Globular cluster M28, open cluster M25, and planetary nebula NGC 6781

August 20–27, 2015: Globular cluster M28 and open cluster M25 in Sagittarius offer small-telescope owners nice views, while large-telescope owners can seek out planetary nebula NGC 6781 in Aquila.
By | Published: August 20, 2015 | Last updated on May 18, 2023
This week’s two small-telescope targets, globular cluster M28 and open cluster M25, both lie in Sagittarius.
Astronomy: Roen Kelly
Each week, Astronomy magazine Senior Editor Michael E. Bakich, a master at explaining how to observe, posts a podcast about three or more objects or events you can see in the sky.

Targets for August 20–27, 2015

Small telescope:
Globular cluster M28
Small telescope:
Open cluster M25
Large telescope:
Planetary nebula NGC 6781
Downloadable File(s)
One Messier-sippi
This week’s first small-telescope target is globular cluster M28 in Sagittarius. French comet-hunter Charles Messier discovered and cataloged it July 27, 1764.

This object lies 1° northwest of magnitude 2.8 Lambda (λ) Sagittarii. It shines at magnitude 6.8 and measures 11.2′ across. That means it covers an area 13 percent as large as that covered by the Full Moon.

This object has plenty of brightness and a great background star field to impress most viewers using a 4-inch telescope. But its stars pack together closely, so you might want to point a bigger scope at it sometime.

Through an 8-inch telescope at 150x, you’ll resolve several dozen stars in M28’s wide halo.
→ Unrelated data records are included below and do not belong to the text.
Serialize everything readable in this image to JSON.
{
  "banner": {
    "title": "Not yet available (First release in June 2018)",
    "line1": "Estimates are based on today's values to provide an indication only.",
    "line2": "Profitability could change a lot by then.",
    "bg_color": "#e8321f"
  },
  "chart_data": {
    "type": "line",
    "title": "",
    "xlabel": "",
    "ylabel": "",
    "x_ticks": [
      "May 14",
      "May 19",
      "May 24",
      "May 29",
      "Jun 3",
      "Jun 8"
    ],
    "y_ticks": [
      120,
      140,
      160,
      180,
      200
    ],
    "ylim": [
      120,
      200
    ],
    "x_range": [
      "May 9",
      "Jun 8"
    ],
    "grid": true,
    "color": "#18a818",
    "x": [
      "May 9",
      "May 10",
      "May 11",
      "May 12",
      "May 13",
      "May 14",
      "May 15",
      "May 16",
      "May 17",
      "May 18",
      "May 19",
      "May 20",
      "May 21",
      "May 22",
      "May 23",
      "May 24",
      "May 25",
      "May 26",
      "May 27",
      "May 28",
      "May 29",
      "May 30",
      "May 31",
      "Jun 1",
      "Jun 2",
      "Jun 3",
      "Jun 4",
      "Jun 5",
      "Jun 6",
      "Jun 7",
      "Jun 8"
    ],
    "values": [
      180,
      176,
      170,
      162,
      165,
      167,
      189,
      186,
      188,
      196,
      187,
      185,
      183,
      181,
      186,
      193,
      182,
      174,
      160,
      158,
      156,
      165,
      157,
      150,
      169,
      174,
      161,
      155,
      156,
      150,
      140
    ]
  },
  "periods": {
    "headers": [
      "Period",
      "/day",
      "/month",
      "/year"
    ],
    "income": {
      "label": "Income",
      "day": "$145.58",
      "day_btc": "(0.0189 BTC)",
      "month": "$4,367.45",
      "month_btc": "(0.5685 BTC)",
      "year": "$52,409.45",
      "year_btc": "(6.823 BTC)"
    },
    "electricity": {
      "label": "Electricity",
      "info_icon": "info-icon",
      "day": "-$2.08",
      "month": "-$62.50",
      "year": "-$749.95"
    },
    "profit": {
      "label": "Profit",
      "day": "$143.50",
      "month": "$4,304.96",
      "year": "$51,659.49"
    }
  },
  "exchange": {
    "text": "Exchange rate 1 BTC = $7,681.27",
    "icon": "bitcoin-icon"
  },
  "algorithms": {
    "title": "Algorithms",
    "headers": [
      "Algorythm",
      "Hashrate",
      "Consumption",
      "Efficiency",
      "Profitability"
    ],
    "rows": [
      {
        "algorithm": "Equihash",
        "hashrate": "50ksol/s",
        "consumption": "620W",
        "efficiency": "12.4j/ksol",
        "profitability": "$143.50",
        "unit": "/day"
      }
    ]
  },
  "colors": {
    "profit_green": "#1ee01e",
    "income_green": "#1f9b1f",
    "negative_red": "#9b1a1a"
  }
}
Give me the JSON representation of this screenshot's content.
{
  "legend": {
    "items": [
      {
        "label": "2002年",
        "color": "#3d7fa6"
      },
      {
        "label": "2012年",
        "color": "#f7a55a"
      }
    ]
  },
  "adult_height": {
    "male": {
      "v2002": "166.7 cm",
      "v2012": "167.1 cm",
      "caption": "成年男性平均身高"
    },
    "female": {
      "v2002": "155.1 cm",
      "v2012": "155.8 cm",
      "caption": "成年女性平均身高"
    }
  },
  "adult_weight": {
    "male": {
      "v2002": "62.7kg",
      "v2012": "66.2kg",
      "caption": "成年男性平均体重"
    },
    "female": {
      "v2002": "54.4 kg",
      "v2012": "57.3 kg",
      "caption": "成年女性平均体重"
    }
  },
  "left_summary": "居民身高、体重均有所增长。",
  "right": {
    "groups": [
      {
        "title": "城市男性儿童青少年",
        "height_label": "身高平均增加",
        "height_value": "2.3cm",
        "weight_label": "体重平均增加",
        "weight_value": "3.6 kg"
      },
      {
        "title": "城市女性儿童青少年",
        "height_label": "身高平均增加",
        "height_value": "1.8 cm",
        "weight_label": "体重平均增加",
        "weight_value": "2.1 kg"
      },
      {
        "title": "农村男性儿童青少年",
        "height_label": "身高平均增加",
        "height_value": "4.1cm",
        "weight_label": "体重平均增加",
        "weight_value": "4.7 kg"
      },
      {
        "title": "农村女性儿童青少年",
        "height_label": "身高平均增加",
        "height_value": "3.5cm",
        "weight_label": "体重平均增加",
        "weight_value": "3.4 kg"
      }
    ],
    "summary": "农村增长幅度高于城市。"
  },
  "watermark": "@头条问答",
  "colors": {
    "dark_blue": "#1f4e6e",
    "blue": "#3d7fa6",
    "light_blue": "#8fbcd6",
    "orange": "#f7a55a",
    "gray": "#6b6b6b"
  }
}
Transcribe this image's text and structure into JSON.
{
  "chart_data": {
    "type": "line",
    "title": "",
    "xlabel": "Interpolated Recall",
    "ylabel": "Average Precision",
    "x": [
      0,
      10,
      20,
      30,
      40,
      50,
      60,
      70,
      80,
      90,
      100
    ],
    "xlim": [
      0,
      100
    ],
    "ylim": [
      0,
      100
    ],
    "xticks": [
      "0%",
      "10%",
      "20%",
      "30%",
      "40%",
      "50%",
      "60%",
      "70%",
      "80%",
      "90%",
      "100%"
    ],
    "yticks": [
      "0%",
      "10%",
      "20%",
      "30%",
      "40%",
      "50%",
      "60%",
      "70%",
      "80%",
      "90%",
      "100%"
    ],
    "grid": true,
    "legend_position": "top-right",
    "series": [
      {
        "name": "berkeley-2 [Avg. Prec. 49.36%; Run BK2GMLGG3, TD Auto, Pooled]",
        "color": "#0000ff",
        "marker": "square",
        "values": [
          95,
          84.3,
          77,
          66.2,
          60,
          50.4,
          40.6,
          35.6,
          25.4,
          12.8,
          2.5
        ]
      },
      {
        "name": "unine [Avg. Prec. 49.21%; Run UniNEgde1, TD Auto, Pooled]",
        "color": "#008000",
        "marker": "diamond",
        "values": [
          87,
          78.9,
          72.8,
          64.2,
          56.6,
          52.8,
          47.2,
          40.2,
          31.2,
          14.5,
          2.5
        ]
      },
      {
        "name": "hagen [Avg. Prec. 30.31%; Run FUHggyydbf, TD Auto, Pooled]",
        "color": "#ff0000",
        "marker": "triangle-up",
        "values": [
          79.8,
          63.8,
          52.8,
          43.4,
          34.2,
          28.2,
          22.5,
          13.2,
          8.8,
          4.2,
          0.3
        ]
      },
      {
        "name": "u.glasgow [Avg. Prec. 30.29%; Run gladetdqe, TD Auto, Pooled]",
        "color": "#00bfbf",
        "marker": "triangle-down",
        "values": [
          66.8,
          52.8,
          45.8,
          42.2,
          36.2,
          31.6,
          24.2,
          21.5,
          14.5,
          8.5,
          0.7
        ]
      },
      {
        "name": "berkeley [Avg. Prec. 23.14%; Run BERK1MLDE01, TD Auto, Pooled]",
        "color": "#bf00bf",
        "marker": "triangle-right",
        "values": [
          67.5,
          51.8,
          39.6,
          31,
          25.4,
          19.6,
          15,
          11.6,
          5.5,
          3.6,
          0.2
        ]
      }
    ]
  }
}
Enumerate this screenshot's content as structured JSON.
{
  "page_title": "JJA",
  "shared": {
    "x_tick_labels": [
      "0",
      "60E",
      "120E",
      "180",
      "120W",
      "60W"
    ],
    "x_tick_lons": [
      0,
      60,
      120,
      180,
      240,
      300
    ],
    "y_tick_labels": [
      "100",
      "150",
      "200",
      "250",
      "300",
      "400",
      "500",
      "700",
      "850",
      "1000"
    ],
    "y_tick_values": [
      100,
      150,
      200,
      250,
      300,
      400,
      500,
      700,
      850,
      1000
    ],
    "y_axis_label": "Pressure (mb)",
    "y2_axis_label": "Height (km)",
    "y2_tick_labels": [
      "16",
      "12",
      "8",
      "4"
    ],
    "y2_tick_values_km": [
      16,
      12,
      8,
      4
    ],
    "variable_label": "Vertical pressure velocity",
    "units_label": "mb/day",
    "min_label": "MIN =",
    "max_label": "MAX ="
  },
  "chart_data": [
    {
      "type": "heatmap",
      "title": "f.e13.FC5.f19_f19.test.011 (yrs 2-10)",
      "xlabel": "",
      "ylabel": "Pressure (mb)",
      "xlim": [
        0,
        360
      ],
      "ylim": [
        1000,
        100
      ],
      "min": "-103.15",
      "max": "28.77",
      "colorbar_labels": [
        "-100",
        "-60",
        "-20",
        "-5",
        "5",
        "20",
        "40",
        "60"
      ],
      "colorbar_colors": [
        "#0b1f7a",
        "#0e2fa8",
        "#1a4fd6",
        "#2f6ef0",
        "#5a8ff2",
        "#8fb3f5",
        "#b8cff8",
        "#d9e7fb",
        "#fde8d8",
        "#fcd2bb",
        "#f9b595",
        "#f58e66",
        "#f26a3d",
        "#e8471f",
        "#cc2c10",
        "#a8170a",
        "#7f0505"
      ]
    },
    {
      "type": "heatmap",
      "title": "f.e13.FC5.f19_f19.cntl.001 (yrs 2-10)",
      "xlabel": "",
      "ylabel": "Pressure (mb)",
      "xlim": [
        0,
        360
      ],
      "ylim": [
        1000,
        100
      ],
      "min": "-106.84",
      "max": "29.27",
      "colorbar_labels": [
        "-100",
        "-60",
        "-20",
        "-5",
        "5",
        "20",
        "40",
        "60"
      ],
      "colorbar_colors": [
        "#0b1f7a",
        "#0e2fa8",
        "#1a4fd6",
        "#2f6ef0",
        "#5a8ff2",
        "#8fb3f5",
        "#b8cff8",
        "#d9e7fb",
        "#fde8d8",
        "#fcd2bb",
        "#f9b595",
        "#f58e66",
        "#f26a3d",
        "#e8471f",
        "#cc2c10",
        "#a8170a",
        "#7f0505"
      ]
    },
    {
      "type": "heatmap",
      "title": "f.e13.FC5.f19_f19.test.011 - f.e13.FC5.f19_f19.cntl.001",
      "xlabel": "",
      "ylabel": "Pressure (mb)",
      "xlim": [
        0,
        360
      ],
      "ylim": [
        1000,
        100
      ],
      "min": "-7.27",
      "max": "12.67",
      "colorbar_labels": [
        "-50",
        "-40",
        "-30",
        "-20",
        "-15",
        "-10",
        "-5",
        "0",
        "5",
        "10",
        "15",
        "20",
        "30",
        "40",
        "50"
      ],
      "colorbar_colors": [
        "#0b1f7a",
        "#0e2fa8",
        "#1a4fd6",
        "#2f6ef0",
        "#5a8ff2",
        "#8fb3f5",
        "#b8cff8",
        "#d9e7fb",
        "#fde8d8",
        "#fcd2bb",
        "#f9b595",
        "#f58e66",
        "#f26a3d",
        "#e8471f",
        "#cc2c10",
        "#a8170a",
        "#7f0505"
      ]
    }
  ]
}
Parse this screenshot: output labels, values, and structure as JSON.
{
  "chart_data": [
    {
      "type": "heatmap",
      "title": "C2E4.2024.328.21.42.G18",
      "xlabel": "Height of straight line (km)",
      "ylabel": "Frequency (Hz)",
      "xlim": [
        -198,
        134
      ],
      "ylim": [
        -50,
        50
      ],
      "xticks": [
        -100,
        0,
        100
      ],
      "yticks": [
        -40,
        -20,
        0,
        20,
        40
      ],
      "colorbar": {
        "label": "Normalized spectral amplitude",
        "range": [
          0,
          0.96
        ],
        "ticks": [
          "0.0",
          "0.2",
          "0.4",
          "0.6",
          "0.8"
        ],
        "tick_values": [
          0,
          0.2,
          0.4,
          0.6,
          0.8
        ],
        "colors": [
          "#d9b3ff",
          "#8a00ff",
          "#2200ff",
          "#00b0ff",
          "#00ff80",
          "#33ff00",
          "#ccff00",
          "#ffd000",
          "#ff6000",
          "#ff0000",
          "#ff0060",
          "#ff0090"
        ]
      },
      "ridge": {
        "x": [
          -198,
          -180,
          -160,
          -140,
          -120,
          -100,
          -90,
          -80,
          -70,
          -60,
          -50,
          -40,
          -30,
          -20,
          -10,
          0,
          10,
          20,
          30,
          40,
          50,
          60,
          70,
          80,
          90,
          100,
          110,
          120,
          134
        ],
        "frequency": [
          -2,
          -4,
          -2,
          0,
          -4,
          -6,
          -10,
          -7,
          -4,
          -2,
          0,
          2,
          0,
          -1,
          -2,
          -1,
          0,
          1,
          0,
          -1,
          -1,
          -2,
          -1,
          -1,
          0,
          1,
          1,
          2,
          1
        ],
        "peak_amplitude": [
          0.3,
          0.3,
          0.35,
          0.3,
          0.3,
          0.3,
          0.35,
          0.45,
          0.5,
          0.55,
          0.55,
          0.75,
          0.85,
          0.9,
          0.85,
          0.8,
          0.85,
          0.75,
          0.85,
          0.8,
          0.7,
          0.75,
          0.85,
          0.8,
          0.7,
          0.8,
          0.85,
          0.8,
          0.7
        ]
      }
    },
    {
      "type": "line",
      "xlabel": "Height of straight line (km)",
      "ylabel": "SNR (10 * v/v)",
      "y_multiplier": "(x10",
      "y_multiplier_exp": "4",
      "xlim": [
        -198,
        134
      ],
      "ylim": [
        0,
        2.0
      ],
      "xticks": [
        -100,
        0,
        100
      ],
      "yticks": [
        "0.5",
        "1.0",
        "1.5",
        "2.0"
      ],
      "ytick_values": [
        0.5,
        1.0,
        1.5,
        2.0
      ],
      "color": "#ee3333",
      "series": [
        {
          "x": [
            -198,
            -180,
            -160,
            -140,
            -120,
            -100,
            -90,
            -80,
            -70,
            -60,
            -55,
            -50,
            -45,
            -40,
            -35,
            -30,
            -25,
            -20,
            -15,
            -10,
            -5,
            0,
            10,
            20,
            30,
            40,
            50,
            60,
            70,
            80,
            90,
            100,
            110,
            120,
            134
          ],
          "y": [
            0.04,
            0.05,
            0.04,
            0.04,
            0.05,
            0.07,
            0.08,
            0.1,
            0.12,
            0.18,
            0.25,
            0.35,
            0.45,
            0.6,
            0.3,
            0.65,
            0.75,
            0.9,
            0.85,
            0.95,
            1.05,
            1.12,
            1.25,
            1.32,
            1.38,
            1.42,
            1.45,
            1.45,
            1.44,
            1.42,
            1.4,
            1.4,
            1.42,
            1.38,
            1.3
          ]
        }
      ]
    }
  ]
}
And if you can step up to a 14-inch instrument, your star count will climb past 150. Viewing the core at 250x or above gives a three-dimensional effect. A relatively bright chain of stars extends to the north. Another fainter one heads to the north-northwest.

Two Messier-sippi
This week’s second small-scope object is another from Messier’s catalog. This time it’s open cluster M25, also in Sagittarius. To find it, look 4.4° east-northeast of magnitude 3.8 Mu (μ) Sagittarii.

At a striking magnitude 4.6, it’s visible to the naked eye from a dark site, but not easily because of the richness of the Milky Way background. The cluster’s brightness also spreads out over a fairly large area. M25 is 32′ in diameter, so it covers 6 percent more area than the Full Moon.

A 4-inch telescope at a magnification of 150 reveals 40 member stars. Two chains of stars divided by a starless gap stretch east to west near the center. Many of M25’s stars exceed 11th magnitude, making this a nice sight through small telescopes. Yellow magnitude 6.8 SAO 161557 sits at the northwest edge.

Aquila’s standout object
This week’s large-telescope target is planetary nebula NGC 6781 in Aquila. Although this constellation ranks 22nd in size among the 88 that cover the sky, it contains no Messier objects or emission nebulae and few bright star clusters. Still, you’ll want to point your telescope 3.8° north-northwest of magnitude 3.4 Delta (δ) Aquilae to observe NGC 6781.

This planetary nebula is an almost perfect bubble of gas cast off by a formerly Sun-like star that died. The bubble measures 2 light-years across and continues to expand. Energetic photons from nearby bright stars decompose the gas bubble. A similar process occurs within the Eagle Nebula (M16).

Through a 6-inch telescope at a magnification of 100, magnitude 11.4 NGC 6781 stands out well against a rich, star-filled background. The disk appears soft, irregular, and oval-shaped with a slightly darker center. If the seeing at your observing site is good, look for small, dark blotches over NGC 6781’s face. This isn’t a small object — it measures 109″ across.

If you’re able to observe NGC 6781 through a 16-inch scope, you’ll see lots of structure in the nebula’s thick ring. This feature’s southern rim appears brightest. The northern edge is broken and gradually fades into the background.

To see the ring best, use a nebula or an OIII filter. Through a 16-inch or larger telescope, you might detect the central star, a bluish white dwarf, which glows weakly at magnitude 16.2.